この食品は、身体の健全な成長や発達、健康の維持に必要とされている栄養成分の補給や補完を目的としているものです。しかし、栄養機能の表示は、規定の文言のみ可能となっており、事業者が自由に変更することはできません。

栄養機能食品で表示されている情報は、その食品に含まれている成分に関するものであり、最終製品に関する情報とは限られていないことも、消費者側は認識しておく必要があります。また、特定保健用食品のように許可証票がないため、消費者はパッケージなどに記載されている表示を見て判断していきます。

機能性表示食品とは

新たに加わった機能性表示食品は、届出制となっており、国から個別の許可を受けているものではありません。しかし、機能性食品には機能性だけではなく安全性や品質の管理体制、健康被害があった場合の情報収集体制など様々な分野で一定の条件をクリアしておくことが求められています。

この表示を行って販売するために、事業者は、販売する60日前までに消費者庁長官への届出が必要です。国は安全性や機能性について審査を行わないため、事業者は自身の責任で科学的根拠をもとにしながら、機能性について適正な表示を行っていきます。

もちろん、表示の仕方は自由という訳ではなく、食品表示法に基づく食品表示基準や、「機能性表示食品の届出等に関するガイドライン」などに基づきながら決定していく必要があります。なお、機能性表示食品にも許可証標はありません。

また、機能性については臨床試験もしくは研究レビューをもとにしながら、科学的根拠を示していきます。臨床試験であれば最終製品を用いますが、研究レビューの場合は文献を用いた総合的な評価になります。そのため、商品に表示されている機能性は最終製品に関する情報とは限りません。

機能性表示食品は、生鮮食品を含むすべての食品が対象となっているため、様々な分野での利用が期待されています。

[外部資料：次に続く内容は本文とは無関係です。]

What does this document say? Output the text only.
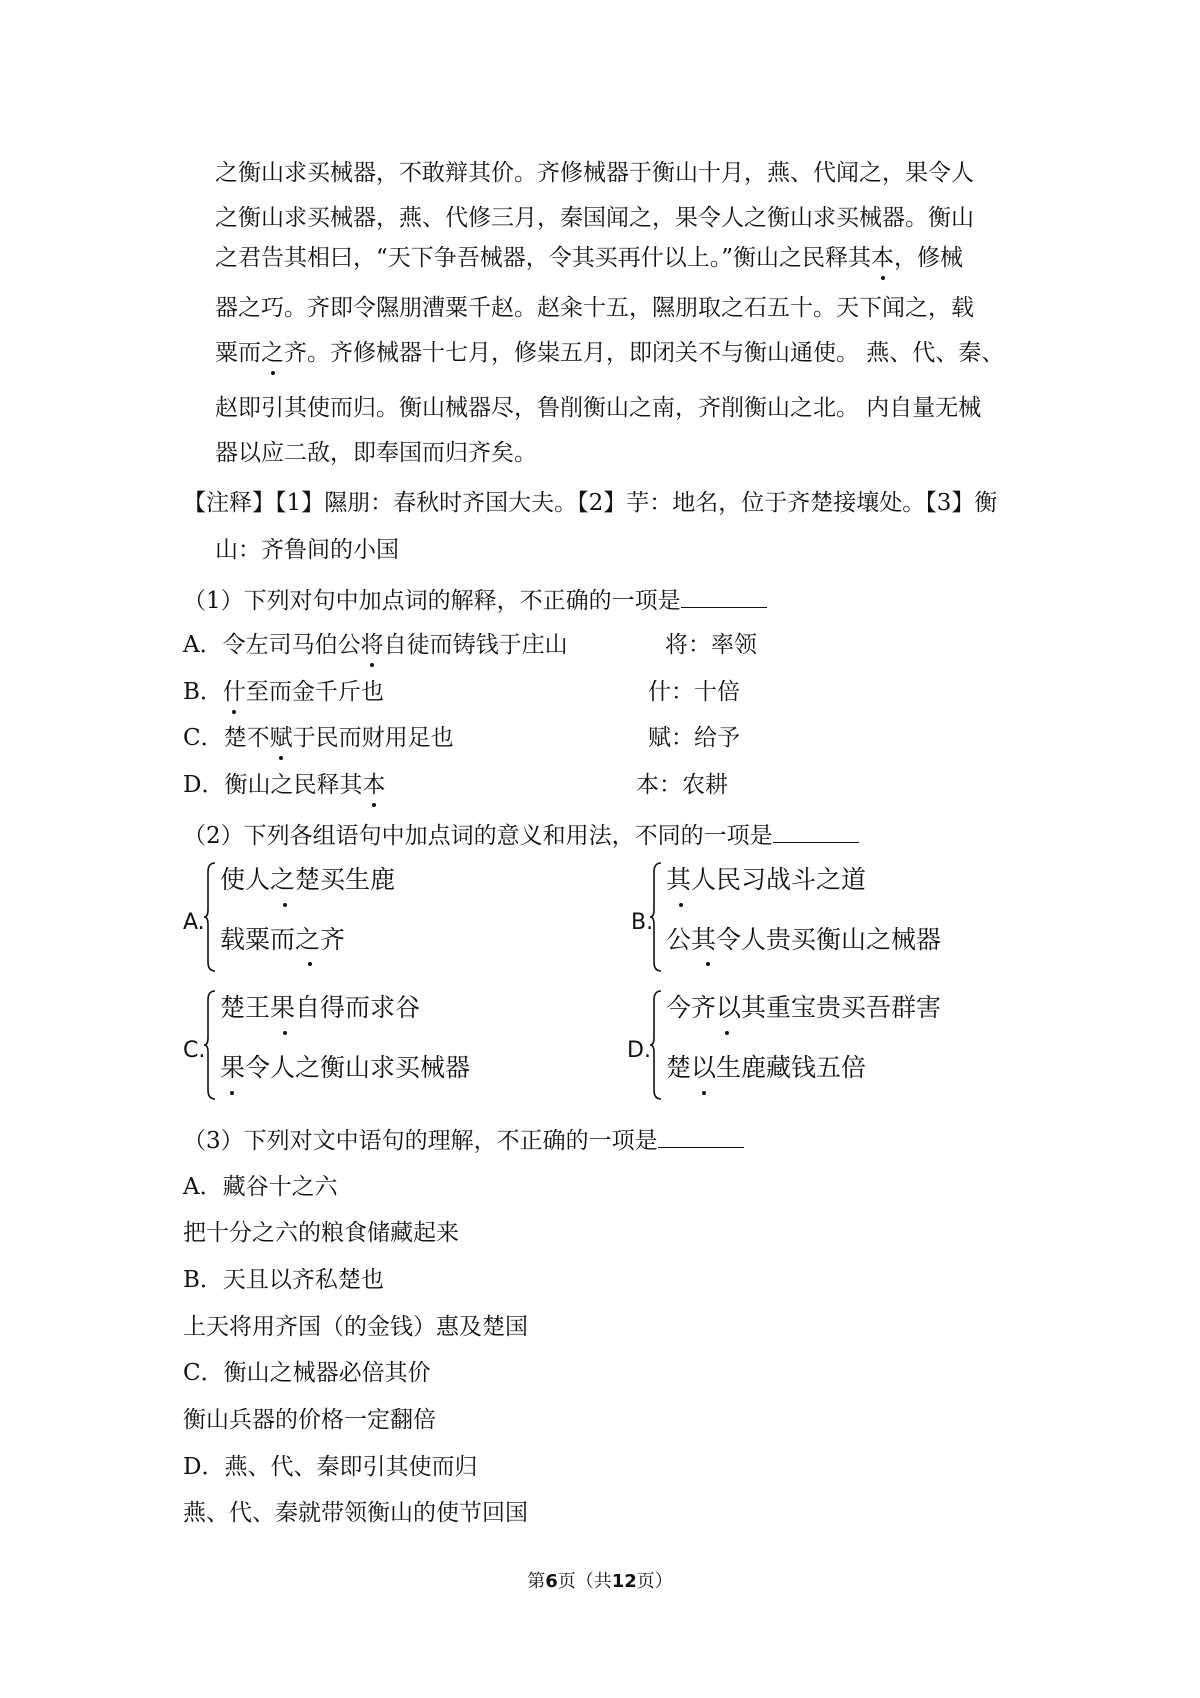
之衡山求买械器，不敢辩其价。齐修械器于衡山十月，燕、代闻之，果令人
之衡山求买械器，燕、代修三月，秦国闻之，果令人之衡山求买械器。衡山
之君告其相曰，“天下争吾械器，令其买再什以上。”衡山之民释其本，修械
器之巧。齐即令隰朋漕粟千赵。赵籴十五，隰朋取之石五十。天下闻之，载
粟而之齐。齐修械器十七月，修粜五月，即闭关不与衡山通使。 燕、代、秦、
赵即引其使而归。衡山械器尽，鲁削衡山之南，齐削衡山之北。 内自量无械
器以应二敌，即奉国而归齐矣。
【注释】【1】隰朋：春秋时齐国大夫。【2】芋：地名，位于齐楚接壤处。【3】衡
山：齐鲁间的小国
（1）下列对句中加点词的解释，不正确的一项是
A．令左司马伯公将自徒而铸钱于庄山	将：率领
B．什至而金千斤也	什：十倍
C．楚不赋于民而财用足也	赋：给予
D．衡山之民释其本	本：农耕
（2）下列各组语句中加点词的意义和用法，不同的一项是
A.
使人之楚买生鹿
载粟而之齐
B.
其人民习战斗之道
公其令人贵买衡山之械器
C.
楚王果自得而求谷
果令人之衡山求买械器
D.
今齐以其重宝贵买吾群害
楚以生鹿藏钱五倍
（3）下列对文中语句的理解，不正确的一项是
A．藏谷十之六
把十分之六的粮食储藏起来
B．天且以齐私楚也
上天将用齐国（的金钱）惠及楚国
C．衡山之械器必倍其价
衡山兵器的价格一定翻倍
D．燕、代、秦即引其使而归
燕、代、秦就带领衡山的使节回国
第6页（共12页）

一方で、特別用途食品(特定保健用食品を含む)や栄養機能食品、アルコールを含む飲料、そして脂質やコレステロールなどの過剰摂取につながるものなどはこの制度の対象外のため注意が必要です。

また、疾病に罹患している人や未成年者、妊婦や授乳婦の利用を対象としている商品も、この対象からは外れています。

個人個人の状態に合わせた正しい選択が大切

保健機能食品は、健康の維持増進の面で人々をサポートしてくれる食品です。しかし、選択や利用が消費者の自由に任せられているものだからこそ、効果的に摂取するには、正しく選んで摂取することが大切になってきます。

特定保健用食品や機能性表示食品は健康が気になりはじめた人、栄養機能食品は、ビタミンやミネラルなど一日に必要とされている栄養素の補給や補完が必要な人を対象者とした食品です。ただし、機能性表示食品には利用対象外となる人もいるため注意するようにしましょう。

そして、いずれも疾病に罹患している人ではなく、健康な人が対象となっています。また、たくさん摂取すればその分健康的になれるわけではありません。多量摂取によって思わぬトラブルが生じてしまう場合もあるため、一日の摂取目安量を守ることも大切です。

摂取方法などの注意事項もよく確認してから利用するようにしましょう。

正しい知識のもと冷静に分析する力が必要

健康の維持増進を目的とした食品には様々なものがあり、どれを選んだら良いのか迷ってしまうこともあるでしょう。保健機能食品に関する正しい知識を持ち、情報を正しく得られるようになることで、適切なものを選べるようになります。

また、身体の状態は人によって異なるため、自分自身にとって何が不足していて、どの部分を改善していきたいのか分析しておくことも大切です。